In other words, there are major languages that represent a significant part of the global population that are nevertheless comparatively underserved. Speakers of these languages are only shown a fraction of the available content, and consequently only have access to a fraction of all representations of the world. These populations need to switch to a second language (likely English) in order to discover additional content. (As an aside, we identified a similar pattern in our Wikipedia survey, where Figure 1 shows a surprisingly similar distribution.)
Foreign-language search results
The practical reality for users of these maps is often even less encouraging than the findings above suggest. It is a common occurrence on Google Maps that search results may include entries in multiple languages, particularly when searching in locations that are multilingual, or when searching in a language that is not locally spoken. For example, if we search in English for parks and gardens in Tangier, Morocco we might receive some Arabic-language search results. We can estimate how often this takes place because Google Maps offers us an automated classification of the language of each individual search result, which it then uses to prioritise them.

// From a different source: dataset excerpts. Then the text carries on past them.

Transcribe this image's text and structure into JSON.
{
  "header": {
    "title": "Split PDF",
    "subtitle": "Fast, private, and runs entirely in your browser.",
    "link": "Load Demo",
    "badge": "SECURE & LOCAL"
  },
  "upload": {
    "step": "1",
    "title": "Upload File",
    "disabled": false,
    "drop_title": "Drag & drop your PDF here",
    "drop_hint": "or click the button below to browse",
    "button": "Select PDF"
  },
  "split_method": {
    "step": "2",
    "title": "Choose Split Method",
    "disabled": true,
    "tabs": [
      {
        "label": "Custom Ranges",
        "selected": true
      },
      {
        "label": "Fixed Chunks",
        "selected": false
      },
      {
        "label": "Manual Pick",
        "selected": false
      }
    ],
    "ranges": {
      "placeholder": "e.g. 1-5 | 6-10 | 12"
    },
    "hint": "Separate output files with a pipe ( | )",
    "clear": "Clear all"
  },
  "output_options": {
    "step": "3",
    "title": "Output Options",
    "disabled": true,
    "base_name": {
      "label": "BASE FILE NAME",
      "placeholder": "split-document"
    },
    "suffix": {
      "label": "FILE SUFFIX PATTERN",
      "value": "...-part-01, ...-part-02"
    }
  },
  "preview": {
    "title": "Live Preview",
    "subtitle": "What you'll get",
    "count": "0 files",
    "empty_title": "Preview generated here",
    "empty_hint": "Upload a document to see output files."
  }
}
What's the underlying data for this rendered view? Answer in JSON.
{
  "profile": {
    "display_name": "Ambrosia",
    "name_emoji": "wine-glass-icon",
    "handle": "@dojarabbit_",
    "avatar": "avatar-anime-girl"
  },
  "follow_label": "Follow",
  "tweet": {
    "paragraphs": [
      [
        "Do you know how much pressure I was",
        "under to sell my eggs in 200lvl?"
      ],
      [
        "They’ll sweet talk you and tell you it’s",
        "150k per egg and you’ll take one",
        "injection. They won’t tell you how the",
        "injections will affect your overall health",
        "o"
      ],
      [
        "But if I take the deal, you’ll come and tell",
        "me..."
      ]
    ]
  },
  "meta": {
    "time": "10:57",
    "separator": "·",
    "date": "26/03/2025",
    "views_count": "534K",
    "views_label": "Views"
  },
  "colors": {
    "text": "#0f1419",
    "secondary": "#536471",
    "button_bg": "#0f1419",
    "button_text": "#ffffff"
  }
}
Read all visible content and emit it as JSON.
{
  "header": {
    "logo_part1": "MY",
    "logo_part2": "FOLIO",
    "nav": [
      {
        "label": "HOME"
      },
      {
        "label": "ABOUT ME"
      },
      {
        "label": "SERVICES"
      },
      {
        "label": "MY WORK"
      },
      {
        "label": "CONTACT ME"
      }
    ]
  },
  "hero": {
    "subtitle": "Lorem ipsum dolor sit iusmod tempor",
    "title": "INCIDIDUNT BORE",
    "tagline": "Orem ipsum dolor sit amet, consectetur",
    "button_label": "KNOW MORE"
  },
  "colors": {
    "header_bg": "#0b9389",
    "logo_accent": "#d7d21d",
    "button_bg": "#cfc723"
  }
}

Figure 6 shows the shares of search results in each of the 10 major languages, broken down by search language. It shows how frequently searches in one language yielded results in another.
The chart shows that searches in many of the 10 languages often yield English-language search results. This happens for almost all languages: searches in Arabic, Indonesian, but also European languages such as Spanish, French, and others frequently return some English-language results. In other words, the chart shows that the content coverage of many languages is actually not as good as it may first appear. Instead, a lot of the content speakers of these languages are offered is actually in English. It is further noteworthy that these content substitutions don’t take place for Bengali and Hindi – as we have already seen, Bengali and Hindi searches in places outside South Asia instead simply yield empty search results.
In other words, content coverage in some languages is increased because Google Maps includes content in these languages, rather than showing empty results. Although this is arguably in the interests of people navigating the map, it is notable that such substitution is typically in English and rarely in any other language.
At local level
So far we have looked at the language geography of Google Maps at a global level, which is somewhat removed from the way in which we use the map every day. To illustrate our findings with more concrete examples we also want to see how these coverage differences affect the representation of particular cities. We repeated our data collection for three cities: Kolkata in India, Dar es Salaam in Tanzania, and Nairobi in Kenya. In each of these cities we tried to estimate how much content is available in major local languages.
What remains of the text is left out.